The ships remained with the settlers for two months, their crews helping construct several small buildings surrounded by a double palisade. On August 24, 1828, the birthday of King William I of the Netherlands, the Dutch flag was hoisted and the Netherlands claimed all of western Papua, which they called Nieuw Guinea
Several local native chieftains proclaimed their loyalty to the Netherlands. The post was named Fort Du Bus for the then-Governor General of the Dutch East Indies, Leonard du Bus de Gisignies.
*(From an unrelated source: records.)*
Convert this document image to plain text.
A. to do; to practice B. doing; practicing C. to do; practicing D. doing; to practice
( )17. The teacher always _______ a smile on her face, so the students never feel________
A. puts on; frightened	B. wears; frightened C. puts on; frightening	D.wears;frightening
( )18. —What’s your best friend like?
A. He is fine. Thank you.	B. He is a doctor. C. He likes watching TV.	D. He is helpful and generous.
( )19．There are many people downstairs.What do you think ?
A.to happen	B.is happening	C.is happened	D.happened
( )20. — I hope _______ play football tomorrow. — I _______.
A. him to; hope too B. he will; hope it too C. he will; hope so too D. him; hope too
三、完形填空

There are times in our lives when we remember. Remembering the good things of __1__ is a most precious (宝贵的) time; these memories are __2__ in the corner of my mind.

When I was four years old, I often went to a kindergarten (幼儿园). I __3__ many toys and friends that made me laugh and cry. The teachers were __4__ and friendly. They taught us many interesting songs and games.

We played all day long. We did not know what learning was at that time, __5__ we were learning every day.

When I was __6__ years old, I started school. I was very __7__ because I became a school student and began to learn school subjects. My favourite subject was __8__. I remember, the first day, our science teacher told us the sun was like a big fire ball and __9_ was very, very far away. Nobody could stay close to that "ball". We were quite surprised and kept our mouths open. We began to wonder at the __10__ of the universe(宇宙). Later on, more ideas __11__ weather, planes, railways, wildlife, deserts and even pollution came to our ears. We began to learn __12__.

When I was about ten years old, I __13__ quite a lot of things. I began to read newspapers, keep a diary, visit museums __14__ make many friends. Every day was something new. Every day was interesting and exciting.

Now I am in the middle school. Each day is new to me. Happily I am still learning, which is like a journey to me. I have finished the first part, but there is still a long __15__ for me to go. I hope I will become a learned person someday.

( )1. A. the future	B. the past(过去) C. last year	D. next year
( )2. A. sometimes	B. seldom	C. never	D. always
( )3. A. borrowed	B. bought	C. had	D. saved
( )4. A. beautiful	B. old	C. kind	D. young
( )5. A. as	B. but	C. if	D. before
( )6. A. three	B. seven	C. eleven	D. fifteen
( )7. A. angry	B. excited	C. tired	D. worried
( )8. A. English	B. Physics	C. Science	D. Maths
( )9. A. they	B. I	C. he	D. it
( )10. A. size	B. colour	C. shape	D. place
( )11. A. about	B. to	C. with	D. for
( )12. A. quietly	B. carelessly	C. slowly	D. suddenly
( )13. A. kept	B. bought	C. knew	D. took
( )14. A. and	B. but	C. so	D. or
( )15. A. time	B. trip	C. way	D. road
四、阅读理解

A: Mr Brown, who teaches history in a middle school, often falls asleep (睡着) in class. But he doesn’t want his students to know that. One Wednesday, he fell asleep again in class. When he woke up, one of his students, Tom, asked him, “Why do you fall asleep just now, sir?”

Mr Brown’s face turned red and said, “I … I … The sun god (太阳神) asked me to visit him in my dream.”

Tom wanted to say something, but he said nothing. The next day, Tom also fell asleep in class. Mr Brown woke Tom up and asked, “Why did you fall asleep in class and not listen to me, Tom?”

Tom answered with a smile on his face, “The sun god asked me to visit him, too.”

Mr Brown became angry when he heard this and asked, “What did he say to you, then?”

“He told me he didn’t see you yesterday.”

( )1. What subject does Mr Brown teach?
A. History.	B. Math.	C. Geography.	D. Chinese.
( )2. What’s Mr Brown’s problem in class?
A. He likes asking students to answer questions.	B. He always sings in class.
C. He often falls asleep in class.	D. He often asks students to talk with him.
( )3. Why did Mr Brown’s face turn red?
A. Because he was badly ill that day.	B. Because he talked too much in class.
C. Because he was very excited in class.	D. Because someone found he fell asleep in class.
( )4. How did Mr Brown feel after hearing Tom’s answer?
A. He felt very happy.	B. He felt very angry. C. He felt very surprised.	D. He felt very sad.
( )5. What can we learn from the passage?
The settlement carried on a brisk trade with the coastal Asmat people and the Papuans of the interior, as well as Ceramese traders who arrived in roofed-over, 15 to 30 ft long prahus. The Dutch bartered for massoia bark, aromatic woods, nutmeg, trepang, birds of paradise, and edible bird's nests. The inhabitants of the settlement were afflicted by diseases, primarily malaria, and the outpost was raided by natives from Ceram and Goram. Within 18 months of the founding of the fort, 24 men had died, and from a combined surviving total of 110 settlers and garrison, 83 were ill. In 1835 the surviving settlers were withdrawn, and the fort abandoned.

Dutch colonial officials continued to visit Triton Bay on a sporadic basis. In 1839 the French explorer Jules Dumont d'Urville visited the site and found an avenue of coconut palms, a lemon grove, and a few remains of buildings.